Except now they are marching away from their temporary camp into the African night, the full desert night under a dangerously clear sky still dominated by the German Luftwaffe.

I could die tonight.

Second Squad and the rest of Fifth Platoon march, grumbling all the while, through slow-to-dry mud to an assembly area where Third Platoon is already standing around looking scruffy and unhappy. There’s some sort of ongoing beef between Fifth and Third Platoons, dating back to the Tiburon. Rio doesn’t know what it is, nor does anyone else (though it may involve a missing case of fruit cocktail), but it is for certain that Fifth Platoon is in the right. All forty-five soldiers in Fifth Platoon, including the twelve in Second Squad, are pretty sure of that.

The assembly area is a field once sparsely covered with desiccated grass, now trampled into the mud with such thoroughness that it almost seems like deliberate vandalism. They are within sight of the beach, an endless and barely visible stretch of sand that would no doubt be a playground in better times.
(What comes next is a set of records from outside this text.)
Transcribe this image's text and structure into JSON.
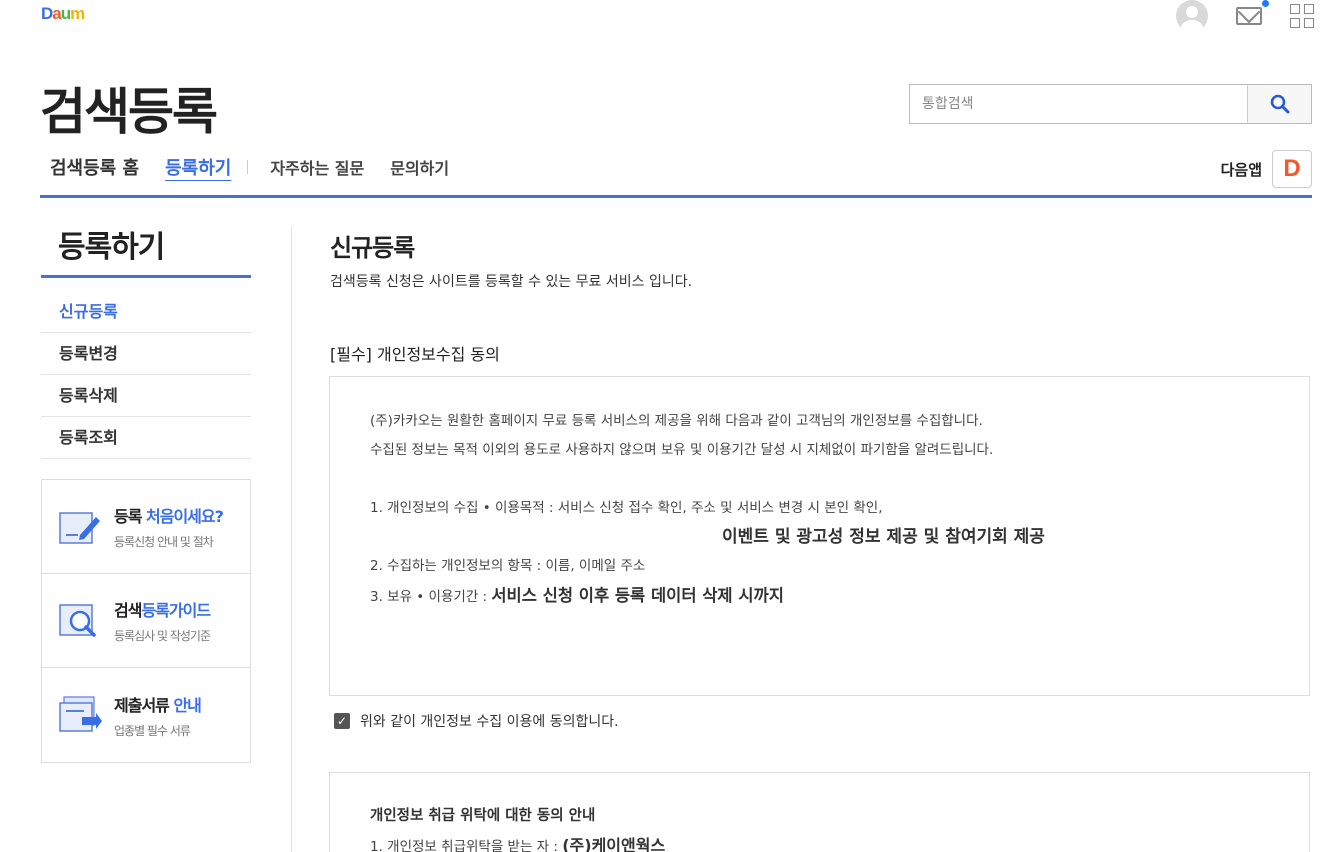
{
  "top": {
    "logo_letters": [
      "D",
      "a",
      "u",
      "m"
    ],
    "icons": [
      "user-avatar-icon",
      "mail-icon",
      "apps-grid-icon"
    ]
  },
  "header": {
    "title": "검색등록",
    "search_placeholder": "통합검색",
    "nav": [
      {
        "label": "검색등록 홈"
      },
      {
        "label": "등록하기",
        "active": true
      },
      {
        "label": "자주하는 질문"
      },
      {
        "label": "문의하기"
      }
    ],
    "daum_app_label": "다음앱",
    "daum_app_badge": "D"
  },
  "sidebar": {
    "title": "등록하기",
    "items": [
      {
        "label": "신규등록",
        "active": true
      },
      {
        "label": "등록변경"
      },
      {
        "label": "등록삭제"
      },
      {
        "label": "등록조회"
      }
    ],
    "banners": [
      {
        "title_prefix": "등록 ",
        "title_highlight": "처음이세요?",
        "title_suffix": "",
        "sub": "등록신청 안내 및 절차"
      },
      {
        "title_prefix": "검색",
        "title_highlight": "등록가이드",
        "title_suffix": "",
        "sub": "등록심사 및 작성기준"
      },
      {
        "title_prefix": "제출서류 ",
        "title_highlight": "안내",
        "title_suffix": "",
        "sub": "업종별 필수 서류"
      }
    ]
  },
  "main": {
    "title": "신규등록",
    "desc": "검색등록 신청은 사이트를 등록할 수 있는 무료 서비스 입니다.",
    "section_title": "[필수] 개인정보수집 동의",
    "terms": {
      "line1": "(주)카카오는 원활한 홈페이지 무료 등록 서비스의 제공을 위해 다음과 같이 고객님의 개인정보를 수집합니다.",
      "line2": "수집된 정보는 목적 이외의 용도로 사용하지 않으며 보유 및 이용기간 달성 시 지체없이 파기함을 알려드립니다.",
      "item1": "1. 개인정보의 수집 • 이용목적 : 서비스 신청 접수 확인, 주소 및 서비스 변경 시 본인 확인,",
      "item1_cont": "이벤트 및 광고성 정보 제공 및 참여기회 제공",
      "item2": "2. 수집하는 개인정보의 항목 : 이름, 이메일 주소",
      "item3_prefix": "3. 보유 • 이용기간 : ",
      "item3_value": "서비스 신청 이후 등록 데이터 삭제 시까지"
    },
    "agree_label": "위와 같이 개인정보 수집 이용에 동의합니다.",
    "agree_checked": true,
    "terms2": {
      "head": "개인정보 취급 위탁에 대한 동의 안내",
      "item1_prefix": "1. 개인정보 취급위탁을 받는 자 : ",
      "item1_value": "(주)케이앤웍스"
    }
  }
}
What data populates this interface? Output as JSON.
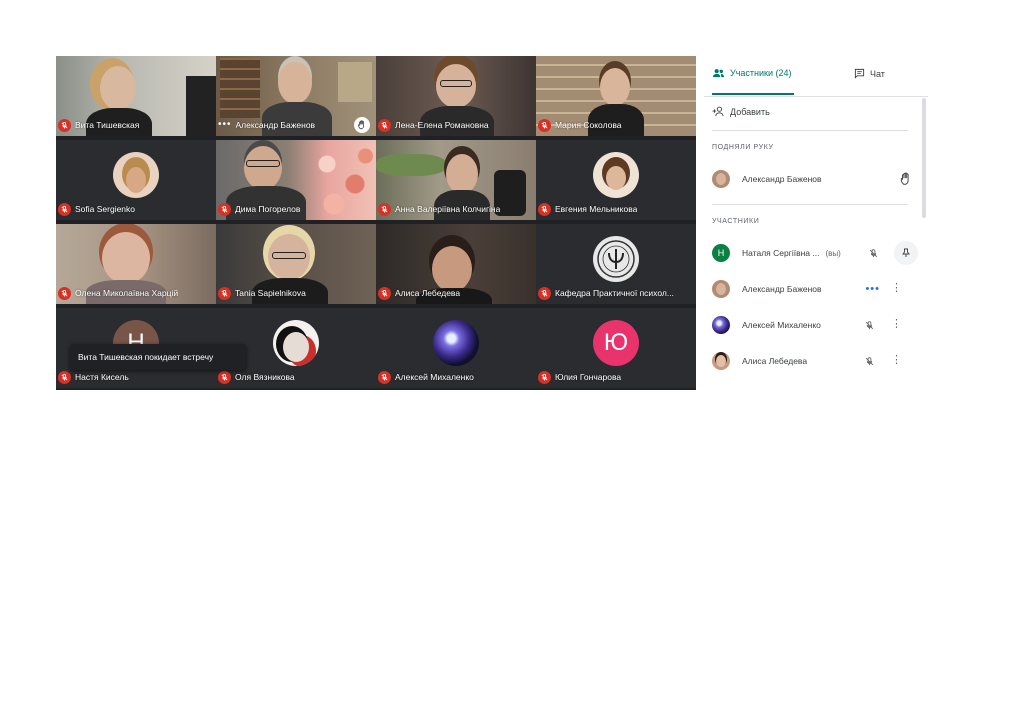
{
  "toast": "Вита Тишевская покидает встречу",
  "tiles": [
    {
      "name": "Вита Тишевская",
      "mic": "muted"
    },
    {
      "name": "Александр Баженов",
      "mic": "more",
      "hand": true
    },
    {
      "name": "Лена-Елена Романовна",
      "mic": "muted"
    },
    {
      "name": "Мария Соколова",
      "mic": "muted"
    },
    {
      "name": "Sofia Sergienko",
      "mic": "muted"
    },
    {
      "name": "Дима Погорелов",
      "mic": "muted"
    },
    {
      "name": "Анна Валеріївна Колчигіна",
      "mic": "muted"
    },
    {
      "name": "Евгения Мельникова",
      "mic": "muted"
    },
    {
      "name": "Олена Миколаївна Харцій",
      "mic": "muted"
    },
    {
      "name": "Tania Sapielnikova",
      "mic": "muted"
    },
    {
      "name": "Алиса Лебедева",
      "mic": "muted"
    },
    {
      "name": "Кафедра Практичної психол...",
      "mic": "muted"
    },
    {
      "name": "Настя Кисель",
      "mic": "muted",
      "initial": "Н"
    },
    {
      "name": "Оля Вязникова",
      "mic": "muted"
    },
    {
      "name": "Алексей Михаленко",
      "mic": "muted"
    },
    {
      "name": "Юлия Гончарова",
      "mic": "muted",
      "initial": "Ю"
    }
  ],
  "panel": {
    "tab_people": "Участники (24)",
    "tab_chat": "Чат",
    "add_label": "Добавить",
    "raised_hands_header": "ПОДНЯЛИ РУКУ",
    "raised_hands": [
      {
        "name": "Александр Баженов"
      }
    ],
    "participants_header": "УЧАСТНИКИ",
    "participants": [
      {
        "name": "Наталя Сергіївна ...",
        "suffix": "(вы)",
        "initial": "Н"
      },
      {
        "name": "Александр Баженов"
      },
      {
        "name": "Алексей Михаленко"
      },
      {
        "name": "Алиса Лебедева"
      }
    ]
  },
  "colors": {
    "accent": "#00796b",
    "mute_red": "#d93025",
    "grid_bg": "#202124",
    "julia_avatar": "#e8336d"
  }
}
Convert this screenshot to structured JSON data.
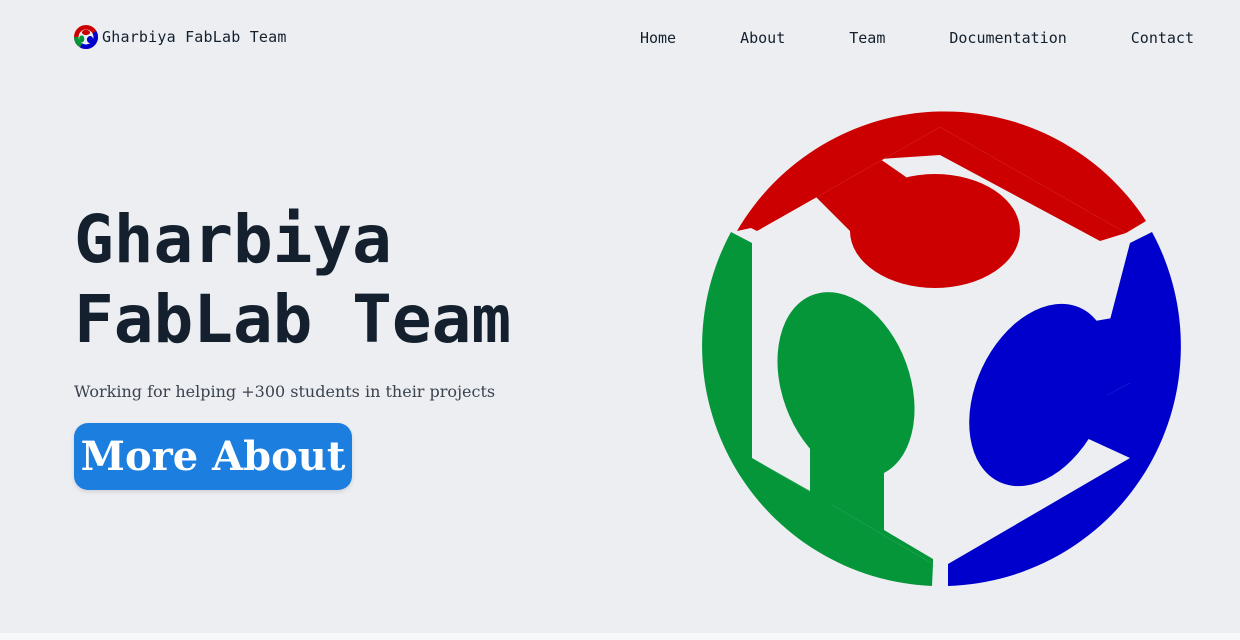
{
  "nav": {
    "brand_name": "Gharbiya FabLab Team",
    "brand_logo_icon": "fablab-logo-icon",
    "links": [
      "Home",
      "About",
      "Team",
      "Documentation",
      "Contact"
    ]
  },
  "hero": {
    "title_line1": "Gharbiya",
    "title_line2": "FabLab Team",
    "subtitle": "Working for helping +300 students in their projects",
    "cta_label": "More About",
    "logo_icon": "fablab-logo-icon"
  },
  "colors": {
    "background": "#eceef1",
    "text": "#14202e",
    "accent": "#1c7fe0",
    "logo_red": "#cc0000",
    "logo_green": "#05963a",
    "logo_blue": "#0000cc"
  }
}
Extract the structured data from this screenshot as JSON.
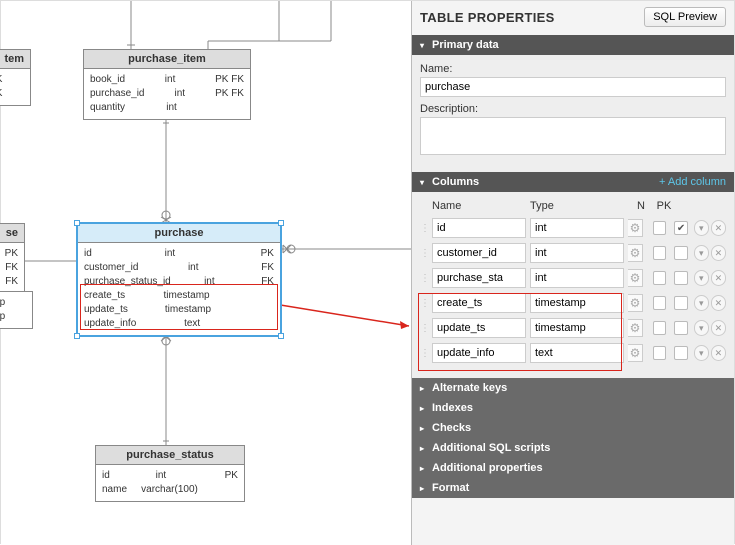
{
  "panel": {
    "title": "TABLE PROPERTIES",
    "sql_preview": "SQL Preview",
    "primary_data": {
      "heading": "Primary data",
      "name_label": "Name:",
      "name_value": "purchase",
      "desc_label": "Description:",
      "desc_value": ""
    },
    "columns_section": {
      "heading": "Columns",
      "add_label": "+ Add column",
      "headers": {
        "name": "Name",
        "type": "Type",
        "n": "N",
        "pk": "PK"
      },
      "rows": [
        {
          "name": "id",
          "type": "int",
          "n": false,
          "pk": true
        },
        {
          "name": "customer_id",
          "type": "int",
          "n": false,
          "pk": false
        },
        {
          "name": "purchase_sta",
          "type": "int",
          "n": false,
          "pk": false
        },
        {
          "name": "create_ts",
          "type": "timestamp",
          "n": false,
          "pk": false
        },
        {
          "name": "update_ts",
          "type": "timestamp",
          "n": false,
          "pk": false
        },
        {
          "name": "update_info",
          "type": "text",
          "n": false,
          "pk": false
        }
      ]
    },
    "collapsed": [
      "Alternate keys",
      "Indexes",
      "Checks",
      "Additional SQL scripts",
      "Additional properties",
      "Format"
    ]
  },
  "erd": {
    "purchase_item": {
      "title": "purchase_item",
      "cols": [
        {
          "name": "book_id",
          "type": "int",
          "key": "PK FK"
        },
        {
          "name": "purchase_id",
          "type": "int",
          "key": "PK FK"
        },
        {
          "name": "quantity",
          "type": "int",
          "key": ""
        }
      ]
    },
    "partial_item": {
      "title": "tem",
      "rows": [
        "t PK FK",
        "t PK FK"
      ]
    },
    "partial_se": {
      "title": "se",
      "rows": [
        "PK",
        "FK",
        "FK"
      ]
    },
    "partial_stamp": {
      "rows": [
        "stamp",
        "stamp"
      ]
    },
    "purchase": {
      "title": "purchase",
      "cols": [
        {
          "name": "id",
          "type": "int",
          "key": "PK"
        },
        {
          "name": "customer_id",
          "type": "int",
          "key": "FK"
        },
        {
          "name": "purchase_status_id",
          "type": "int",
          "key": "FK"
        },
        {
          "name": "create_ts",
          "type": "timestamp",
          "key": ""
        },
        {
          "name": "update_ts",
          "type": "timestamp",
          "key": ""
        },
        {
          "name": "update_info",
          "type": "text",
          "key": ""
        }
      ]
    },
    "purchase_status": {
      "title": "purchase_status",
      "cols": [
        {
          "name": "id",
          "type": "int",
          "key": "PK"
        },
        {
          "name": "name",
          "type": "varchar(100)",
          "key": ""
        }
      ]
    }
  }
}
Sunshine and lovely warmth is what they all expected when they were told they’d be fighting in North Africa. Wasn’t Africa all lions and elephants and jungles and sunshine? It seems not. This part of the continent is sand and rock and gloomy stone hills and squat, desperately poor villages that survive on date palms and an olive tree or two, with a fair number of mules and the occasional camel, but nary an elephant let alone a lion.